RSS had in effect become the civilian counterpart of the military's "Y Service" intercept network. By mid-1941 up to 10,000 logs (message sheets) a day were sent to Arkley before being forwarded to the code-breaking centre at Bletchley Park. The success of the RSS, and the fact that some of its personnel had managed to decode some Abwehr cyphers ahead of Bletchley, meant that control of the organization was transferred to Military Intelligence, Section 6 (MI6) in May 1941 after some conflict over exactly which department should control it.

The new controller of RSS was Lieutenant-Colonel E.F. Maltby, and from 1942 Lt. Col. Kenneth Morton Evans was appointed Deputy Controller and Roland Keen, author of "Wireless Direction Finding", was the officer in charge of the engineering. Well-financed, and equipped with a new central radio station at Hanslope Park in Buckinghamshire (designated Special Communications Unit No.3 or SCU3), it became the communication and interception service of MI6 which previously had possessed no such capability. The Abwehr was now monitored round the clock and the volume and regularity of the material obtained enabled Bletchley to achieve one of its great triumphs in December 1941, when it decoded the Abwehr's Enigma cypher, giving enormous insight into German intelligence operations.

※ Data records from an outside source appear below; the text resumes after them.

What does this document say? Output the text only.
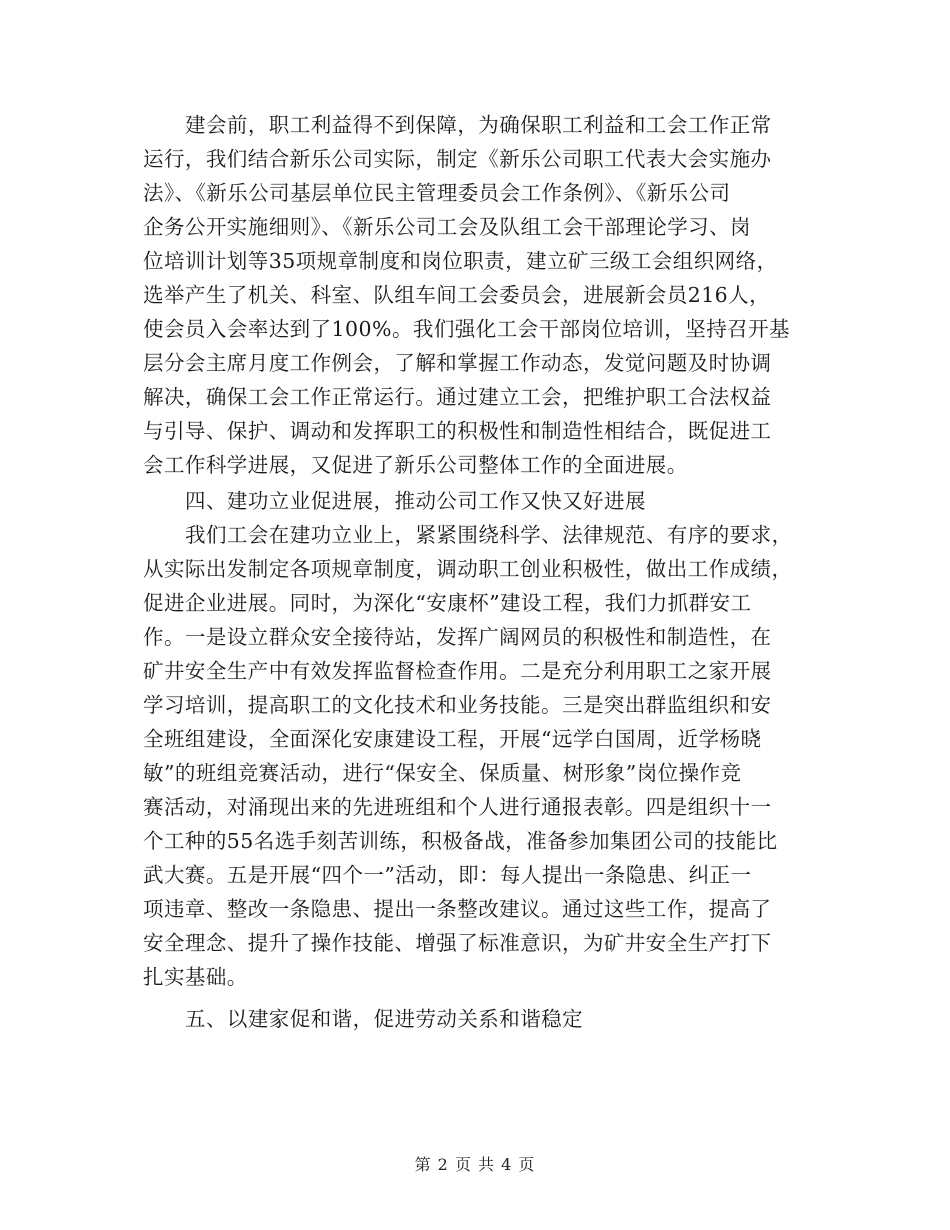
建会前，职工利益得不到保障，为确保职工利益和工会工作正常
运行，我们结合新乐公司实际，制定《新乐公司职工代表大会实施办
法》、《新乐公司基层单位民主管理委员会工作条例》、《新乐公司
企务公开实施细则》、《新乐公司工会及队组工会干部理论学习、岗
位培训计划等35项规章制度和岗位职责，建立矿三级工会组织网络，
选举产生了机关、科室、队组车间工会委员会，进展新会员216人，
使会员入会率达到了100%。我们强化工会干部岗位培训，坚持召开基
层分会主席月度工作例会，了解和掌握工作动态，发觉问题及时协调
解决，确保工会工作正常运行。通过建立工会，把维护职工合法权益
与引导、保护、调动和发挥职工的积极性和制造性相结合，既促进工
会工作科学进展，又促进了新乐公司整体工作的全面进展。
四、建功立业促进展，推动公司工作又快又好进展
我们工会在建功立业上，紧紧围绕科学、法律规范、有序的要求，
从实际出发制定各项规章制度，调动职工创业积极性，做出工作成绩，
促进企业进展。同时，为深化“安康杯”建设工程，我们力抓群安工
作。一是设立群众安全接待站，发挥广阔网员的积极性和制造性，在
矿井安全生产中有效发挥监督检查作用。二是充分利用职工之家开展
学习培训，提高职工的文化技术和业务技能。三是突出群监组织和安
全班组建设，全面深化安康建设工程，开展“远学白国周，近学杨晓
敏”的班组竞赛活动，进行“保安全、保质量、树形象”岗位操作竞
赛活动，对涌现出来的先进班组和个人进行通报表彰。四是组织十一
个工种的55名选手刻苦训练，积极备战，准备参加集团公司的技能比
武大赛。五是开展“四个一”活动，即：每人提出一条隐患、纠正一
项违章、整改一条隐患、提出一条整改建议。通过这些工作，提高了
安全理念、提升了操作技能、增强了标准意识，为矿井安全生产打下
扎实基础。
五、以建家促和谐，促进劳动关系和谐稳定
第 2 页 共 4 页
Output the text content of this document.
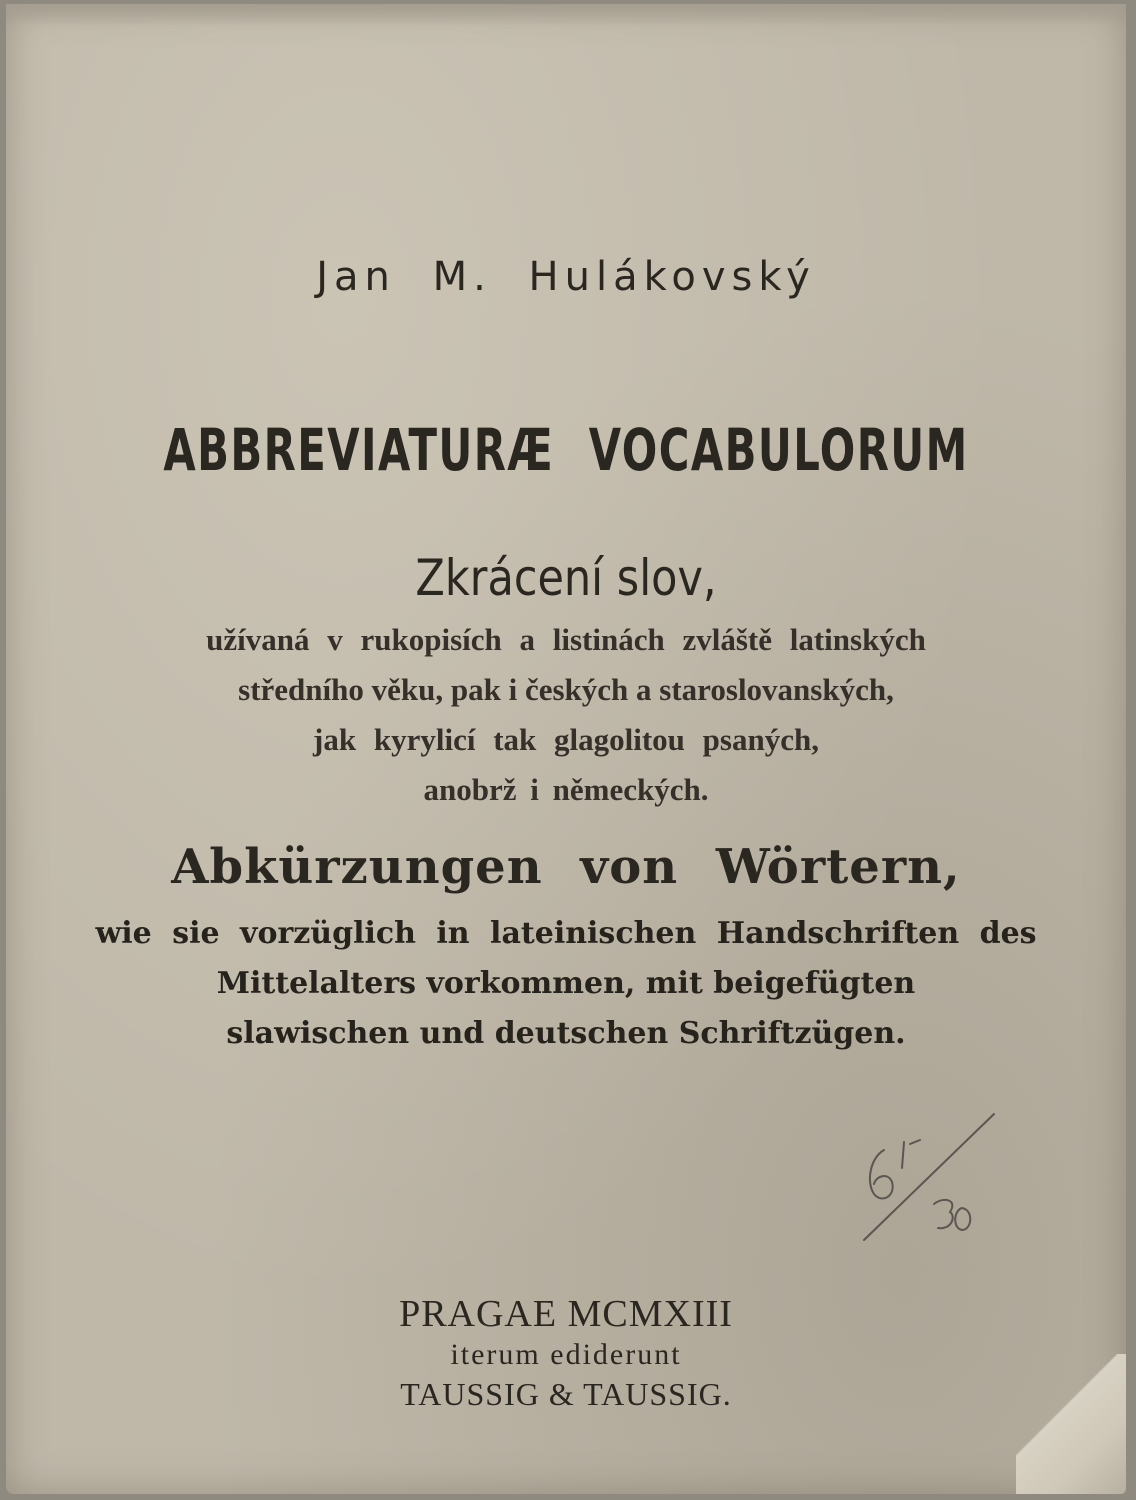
Jan M. Hulákovský
ABBREVIATURÆ VOCABULORUM
Zkrácení slov,
užívaná v rukopisích a listinách zvláště latinských
středního věku, pak i českých a staroslovanských,
jak kyrylicí tak glagolitou psaných,
anobrž i německých.
Abkürzungen von Wörtern,
wie sie vorzüglich in lateinischen Handschriften des
Mittelalters vorkommen, mit beigefügten
slawischen und deutschen Schriftzügen.
PRAGAE MCMXIII
iterum ediderunt
TAUSSIG & TAUSSIG.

At its peak in 1943-1944 RSS employed - apart from VIs - more than 1,500 personnel, most of whom had been amateur radio operators. Over half of these worked as interceptors while a further number investigated the numerous enemy radio networks. This revealed important information, even when it was not possible to decode messages. Few transmissions by secret agents of German Intelligence evaded RSS' notice and changes in procedure, which the Germans used for security, were in many cases identified before the enemy had become familiar with them.

Following the end of the war RSS HQ moved to Eastcote and was absorbed by the Government Communications Headquarters (GCHQ).

Wilton Scheme

The "Wilton Scheme" was operated briefly from March to May 1945. It was feared that British Prisoners of War might be used as hostages by the Germans, and attempts were made to make radio contact with the prisoners to get information about such a situation if it developed. In various POW camps, radio amateurs and signals officers had constructed radio receivers and in some cases transmitters (kept for emergency use). They had been kept informed of the war news. However, no contact was made.

References

  1. TNA File WO 5/208
  2. "Box 25" (PDF). The RSS from 1939 to 1946. Retrieved 19 March 2013.